Volkswirt Jörg Angelé
Der Preisdruck lässt nach
Jörg Angelé arbeitet als Volkswirt bei Bantleon. Foto: Thomas Wieland
In der Eurozone ist die Inflation zuletzt stark gesunken. Jörg Angelé von der Anlagegesellschaft Bantleon erklärt, warum das so ist und welcher Preistrend sich für die kommenden Monate abzeichnet.
Seit ihrem Höchstwert von 10,6 Prozent im Oktober 2022 ist die Inflationsrate in der Eurozone erheblich gesunken – zuletzt auf 6,9 Prozent im März. Der Grund für diesen Rückgang waren stark rückläufige Energiepreise.
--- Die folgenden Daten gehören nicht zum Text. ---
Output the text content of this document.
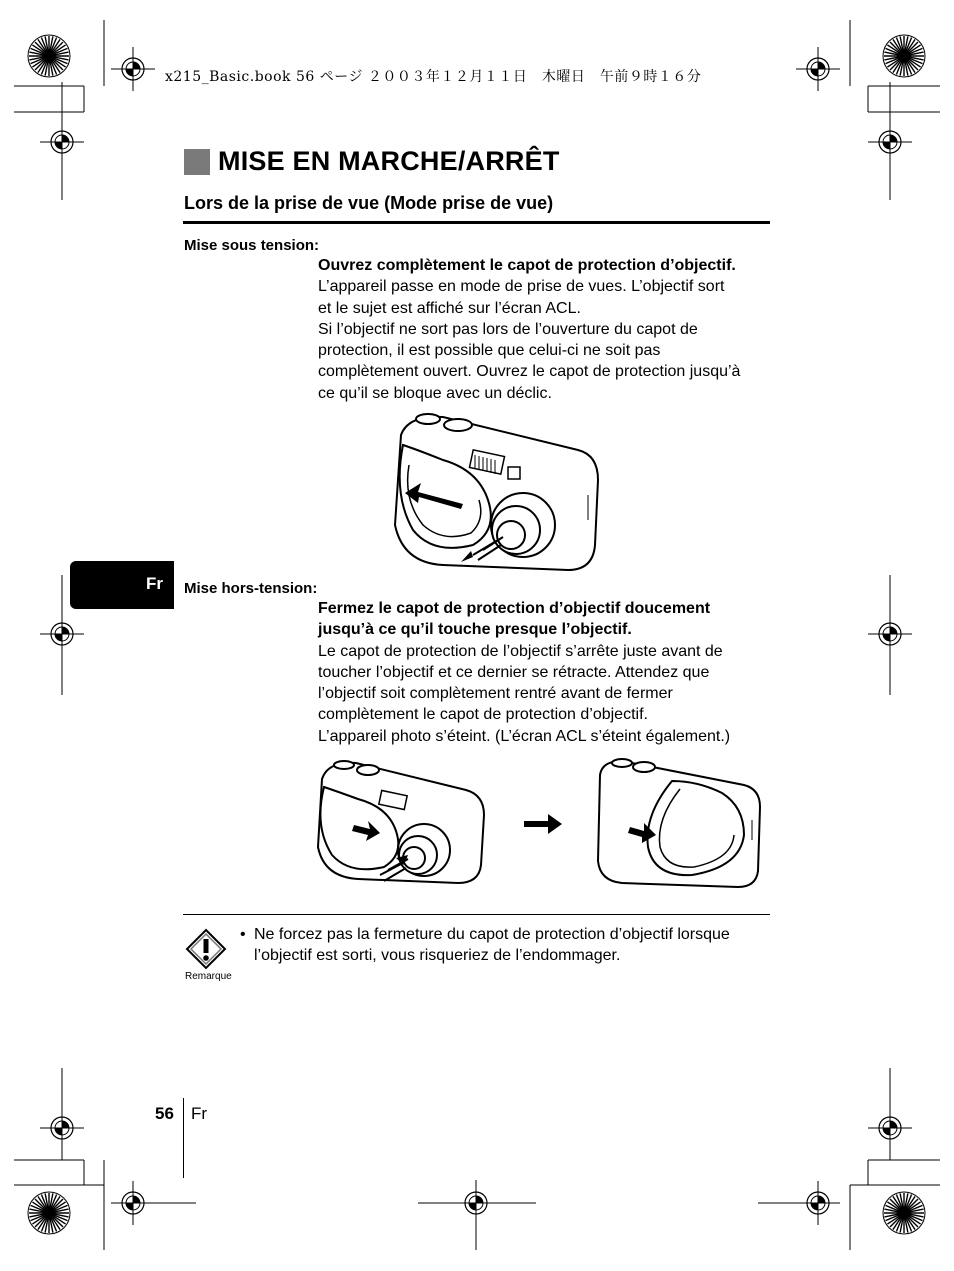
x215_Basic.book 56 ページ ２００３年１２月１１日　木曜日　午前９時１６分
MISE EN MARCHE/ARRÊT
Lors de la prise de vue (Mode prise de vue)
Mise sous tension:
Ouvrez complètement le capot de protection d’objectif.
L’appareil passe en mode de prise de vues. L’objectif sort
et le sujet est affiché sur l’écran ACL.
Si l’objectif ne sort pas lors de l’ouverture du capot de
protection, il est possible que celui-ci ne soit pas
complètement ouvert. Ouvrez le capot de protection jusqu’à
ce qu’il se bloque avec un déclic.
Fr Mise hors-tension:
Fermez le capot de protection d’objectif doucement
jusqu’à ce qu’il touche presque l’objectif.
Le capot de protection de l’objectif s’arrête juste avant de
toucher l’objectif et ce dernier se rétracte. Attendez que
l’objectif soit complètement rentré avant de fermer
complètement le capot de protection d’objectif.
L’appareil photo s’éteint. (L’écran ACL s’éteint également.)
Remarque
• Ne forcez pas la fermeture du capot de protection d’objectif lorsque
l’objectif est sorti, vous risqueriez de l’endommager.
56 Fr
Weniger günstig hat sich demgegenüber die sogenannte Kerninflationsrate – ohne Energie, Nahrungs- und Genussmittel – entwickelt. Sie ist im genannten Zeitraum von 5,0 Prozent auf 5,7 Prozent gestiegen. Das lässt insbesondere die Europäische Zentralbank (EZB) nicht kalt. Die größte Furcht ist die Verfestigung des unterliegenden Preisauftriebs auf dem aktuellen Niveau.
Die Kernrate klettert weiter
Kurzfristig dürfte die Kernrate...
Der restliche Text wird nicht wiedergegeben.